All surgeries were performed in the lithotomy position under general anesthesia or spinal anaesthesia. An 8.0/ 9.8F Karl Storz semirigid ureteroscope was advanced through the ureter after the insertion of a 0.035-inch polytetrafluoroethylene-coated guidewire (Boston Scientific, Marlborough, Massachusetts). A 200 µm holmium-YAG laser (Lisa laser Sphinx, US) was used for performing laser lithotripsy. The stone fragmentation procedure was ceased when clinically insignificant residual fragments of less than 4 mm in diameter was achieved. In all cases of impacted stones, Double J stent (4F or 4.7F) was inserted. This decision was made by the endourologist in charge of the surgery on the basis of the operation time and the severity of the adjacent ureteral wall edema.
Kidney-ureter-bladder (KUB) radiography was carried out to evaluate the presence of residual stones on the first day following surgery. On postoperative day one following SULL, patients whose DJS position was verified to be normal by KUB radiography with no complications were discharged. An assessment was made at the postoperative first month for DJS removal and at the third postoperative month for review of residual stones with KUB radiography and urinary ultrasound or NCCT scan. A procedure was described as successful if stone-free on the third postoperative month.

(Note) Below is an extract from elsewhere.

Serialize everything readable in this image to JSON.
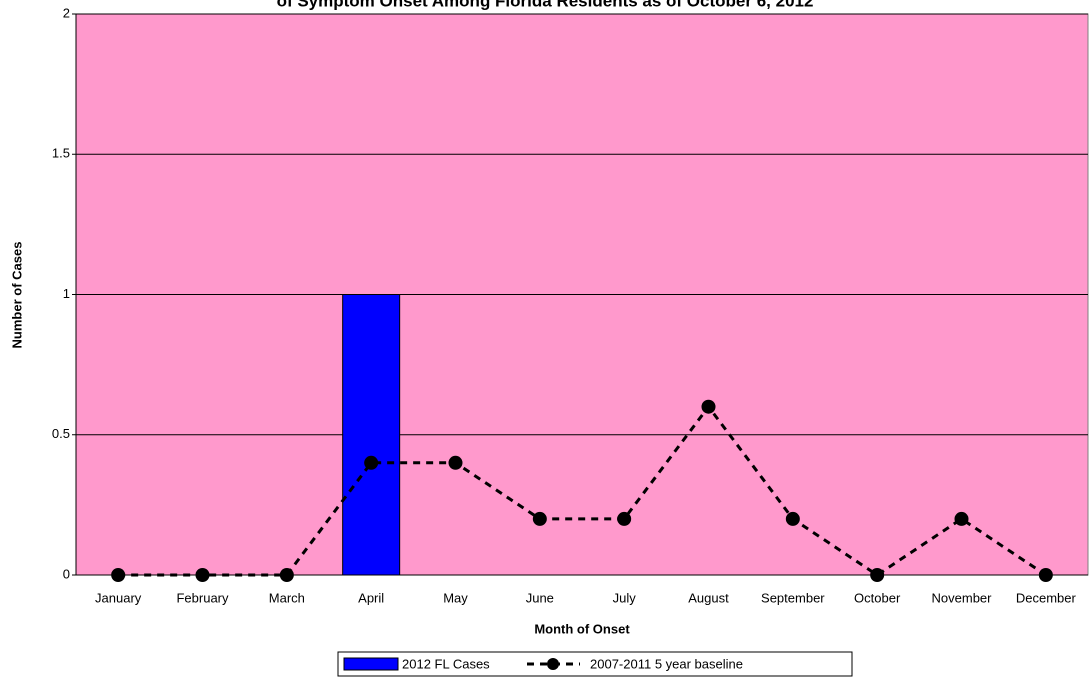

Categorical variables are presented by providing numbers and percentages. Descriptive statistics (mean, standard deviation, minimum, median, maximum) are used to define continuous variables. The Shapiro-Wilk test was applied in order to determine if the distribution of continuous variables was natural. A comparison of the mean values of two different groups was made using the independent t-test sample or the Mann-Whitney U test. By utilizing Fisher’s exact test, the percentages of the categorical variables were compared. When p-values were <0.05, statistical significance was considered. In an attempt to identify predictors of SIRS, univariable and multivariable binary logistic regression analyses were executed. Statistical analysis was performed using the Statistical Package for the Social Sciences version 21 software package (IBM SPSS Statistics; IBM Corp., Armonk, NY).